Пока же я ещё находился в палате, и мне уже разрешили вставать и ходить. Поздно вечером я подходил к кровати Дворкина, незаметно брал несколько назначенных ему таблеток и солидным, доверительным голосом сообщал ему: «Вот, у меня есть импортные таблетки». Дворкин тут же оживлялся и просил дать ему эти таблетки. Я, после небольшого монолога о пользе и целительных свойствах этих таблеток, давал ему пару его же собственных таблеток. Он тут же запивал их, после чего я уверенным внушительным голосом говорил ему: «Вот теперь Вы будете хорошо спать до утреннего подъёма». Так потом всё и получалось. Дворкин всю ночь спал, не звал никакую медсестру и совершенно не беспокоил своих сопалатников. Когда же меня выписали из больницы в санаторий, Дворкин по ночам вызывал уже не медсестру, а призывал только меня. Вот тогда его и вывезли на его кровати. В коридоре этот бедолага, отринутый от палаты, вставал самостоятельно, чтобы сходить в туалет, падал (а он телом был грузный), но наконец Господь не выдержал и призвал его к себе. Обо всём этом проинформировал меня Находкин – бывший сопалатник, который через две недели также приехал в санаторий.

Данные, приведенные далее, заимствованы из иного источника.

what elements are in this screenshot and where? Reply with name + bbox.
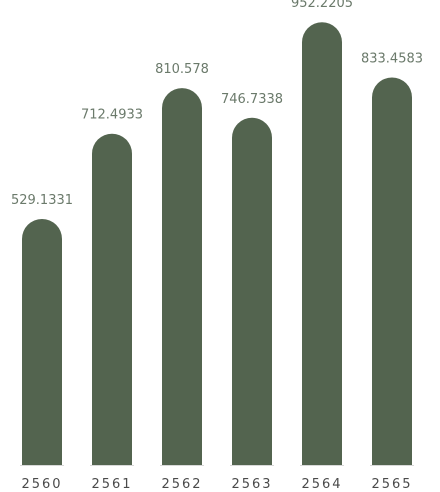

Чем ещё я засветился в палате, когда там лежал, – так это тем, что помогал решать кроссворды всему этажу. Сначала эти «кроссвордники» заходили в палату, там кто-нибудь указывал на мою кровать, и они непосредственно мне задавали вопросы, потом стали делать проще: открывали дверь и выкрикивали вопросы. Получив ответ, записывали и спрашивали: «А вот тут ещё из одиннадцати букв».